José Mateo Ballet Theatre explores time and ‘Spaces’

Madeline Bonn (foreground) in “House of Ballet.”Katherine Taylor for The Boston Globe/Globe Freelance

CAMBRIDGE — For the final concert of his company’s 29th season, choreographer José Mateo set about to craft a program designed to highlight three dances choreographed in different phases of José Mateo Ballet Theatre’s history, each set to music of markedly contrasting styles. Mission accomplished. Friday night’s “Suspicious Spaces” embraced choreography spanning 22 years and music going back more than 200 years to create a diverse, well-paced program.

The new “1796” is set to the oldest music but offers the freshest glimpse of Mateo’s distinctive neo-classic style. Given its world premiere, “1796” is fueled by Beethoven’s early Cello Sonata No. 2 in G minor — the ballet’s title reflects the year of the music’s composition. Cast for only seven dancers, it offers a welcome contrast from the two other full ensemble works on the program.


Like many of Mateo’s ballets, this one flows with an undercurrent narrative, a love triangle between Angie DeWolf, Madeleine Bonn, and Spencer Doru Keith. DeWolf seems to be the young outsider seeking acceptance. Her opening solo has a lovely sweep as she unspools lyrical turns and pristine footwork, pausing momentarily for a telling pose that recurs throughout the work – back arched, head lifted, one arm reaching for the sky, the other clutching the heart.
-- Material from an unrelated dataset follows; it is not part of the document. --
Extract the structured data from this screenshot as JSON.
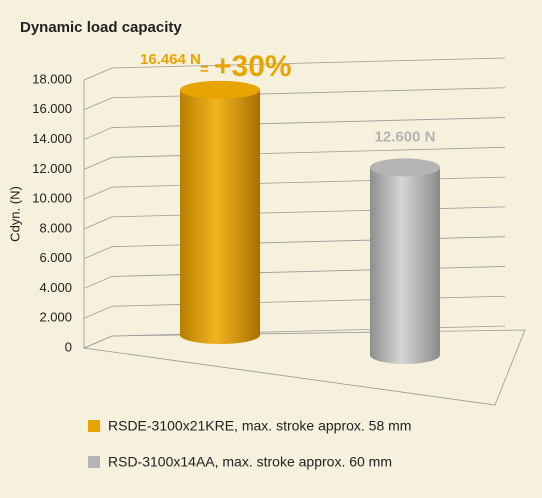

As the love interest, Keith is both an attentive, supportive partner and a leading man in his own right, with rock solid balances and buoyant leaps. He has a terrific sense of character development, finding a subtle emotional thread in the connective tissue between movements with the tilt of the head or softly reaching arms. He is equally adept when Bonn pulls him away to partner her. She is the demanding Queen Bee to DeWolf’s newbie, and Keith poignantly portrays a man torn between the two. Joanna Binney, Junichi Fukuda, Lauren Ganther, and Rick Vigo effectively suggest the shifting dynamics of the community.
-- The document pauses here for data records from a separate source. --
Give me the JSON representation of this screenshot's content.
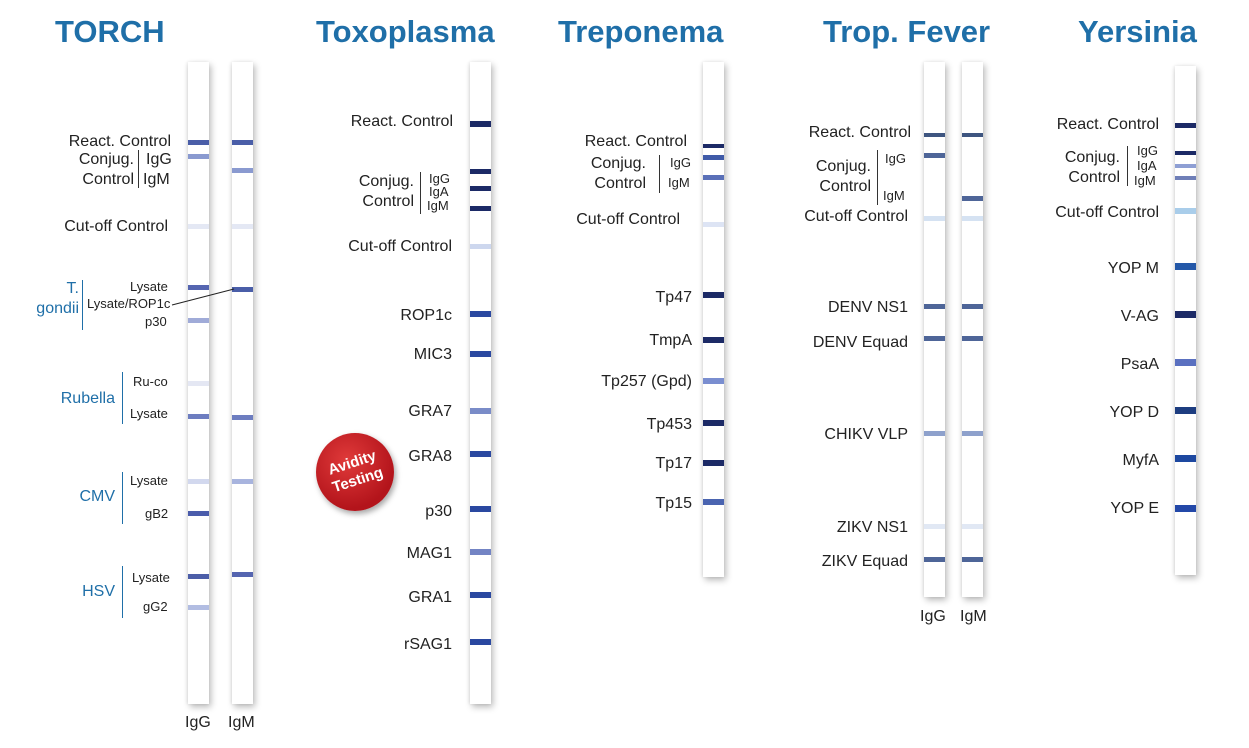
{
  "panels": {
    "torch": {
      "title": "TORCH",
      "strip_labels": [
        "IgG",
        "IgM"
      ],
      "labels": {
        "react_control": "React. Control",
        "conjug": "Conjug.",
        "control": "Control",
        "igg": "IgG",
        "igm": "IgM",
        "cutoff": "Cut-off Control",
        "t_gondii_1": "T.",
        "t_gondii_2": "gondii",
        "lysate": "Lysate",
        "lysate_rop1c": "Lysate/ROP1c",
        "p30": "p30",
        "rubella": "Rubella",
        "ru_co": "Ru-co",
        "cmv": "CMV",
        "gb2": "gB2",
        "hsv": "HSV",
        "gg2": "gG2"
      }
    },
    "toxoplasma": {
      "title": "Toxoplasma",
      "labels": {
        "react_control": "React. Control",
        "conjug": "Conjug.",
        "control": "Control",
        "igg": "IgG",
        "iga": "IgA",
        "igm": "IgM",
        "cutoff": "Cut-off Control",
        "rop1c": "ROP1c",
        "mic3": "MIC3",
        "gra7": "GRA7",
        "gra8": "GRA8",
        "p30": "p30",
        "mag1": "MAG1",
        "gra1": "GRA1",
        "rsag1": "rSAG1"
      },
      "badge": "Avidity\nTesting"
    },
    "treponema": {
      "title": "Treponema",
      "labels": {
        "react_control": "React. Control",
        "conjug": "Conjug.",
        "control": "Control",
        "igg": "IgG",
        "igm": "IgM",
        "cutoff": "Cut-off Control",
        "tp47": "Tp47",
        "tmpa": "TmpA",
        "tp257": "Tp257 (Gpd)",
        "tp453": "Tp453",
        "tp17": "Tp17",
        "tp15": "Tp15"
      }
    },
    "trop_fever": {
      "title": "Trop. Fever",
      "strip_labels": [
        "IgG",
        "IgM"
      ],
      "labels": {
        "react_control": "React. Control",
        "conjug": "Conjug.",
        "control": "Control",
        "igg": "IgG",
        "igm": "IgM",
        "cutoff": "Cut-off Control",
        "denv_ns1": "DENV NS1",
        "denv_equad": "DENV Equad",
        "chikv_vlp": "CHIKV VLP",
        "zikv_ns1": "ZIKV NS1",
        "zikv_equad": "ZIKV Equad"
      }
    },
    "yersinia": {
      "title": "Yersinia",
      "labels": {
        "react_control": "React. Control",
        "conjug": "Conjug.",
        "control": "Control",
        "igg": "IgG",
        "iga": "IgA",
        "igm": "IgM",
        "cutoff": "Cut-off Control",
        "yop_m": "YOP M",
        "v_ag": "V-AG",
        "psaa": "PsaA",
        "yop_d": "YOP D",
        "myfa": "MyfA",
        "yop_e": "YOP E"
      }
    }
  },
  "colors": {
    "title": "#1f6fa8",
    "band_dark": "#1c2a66",
    "band_mid": "#3f5aa8",
    "band_light": "#8e9fd4",
    "band_pale": "#e1e6f5",
    "badge": "#c1161c"
  }
}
Angie DeWolf in”1796.” Katherine Taylor for The Boston Globe

The performances are excellent, and Mateo’s choreography is strong. The only disappointment is that Mateo only used two of Beethoven’s three movements, and the ballet feels slightly incomplete. No happy ending here — DeWolf is left alone as the lights dim.

Mateo’s 2008 ballet “Fearless Symmetries,” set to music by John Adams, has some of his most eye-catching choreography. As Adams’s minimalist score sets up a propulsive backdrop of chugging, urban intensity, flurries of entrances and exits send dancers crisscrossing the stage, tracing vivid patterns. Periodically, ensembles coalesce into phalanxes of slowly shifting lines of striking unison movement, slicing legs and angled arms. However, the ballet’s ambitious unison choreography highlights the disparities in the corps’ timing and placement. In Friday night’s performance, the sharp edginess of the choreography was undercut by imprecision. Solos by Magdalena Gyftopoulos and Binney were commanding and assured.

“House of Ballet,” a fanciful work dating back to 1993 set to Alfred Schnittke’s humorous, satirical Gogol Suite, was the program’s rousing opener. A kind of deconstructivist ballet that plays with stereotypes and caricatures, “House of Ballet” is a lively, entertaining choreographic collage that beautifully showcases the stylistic range of the dancers. Fueled by Schnittke’s rollicking score, it has a circus-life feel from the opening entrance, in which the dancers emerge from the aisles. Keith, the work’s Svengali-like MC, sets the scene for mechanical dolls, a stylized ballet tango, a quartet of catlike women, all sinuous curls and stabbing piqués. There’s a suggestion of Graham here, Limon there, and the “Swan Lake” cygnets make an appearance. But toward the end it gets a little dark and somber, leaving Bonn as the jewel box ballerina spinning alone in the spotlight.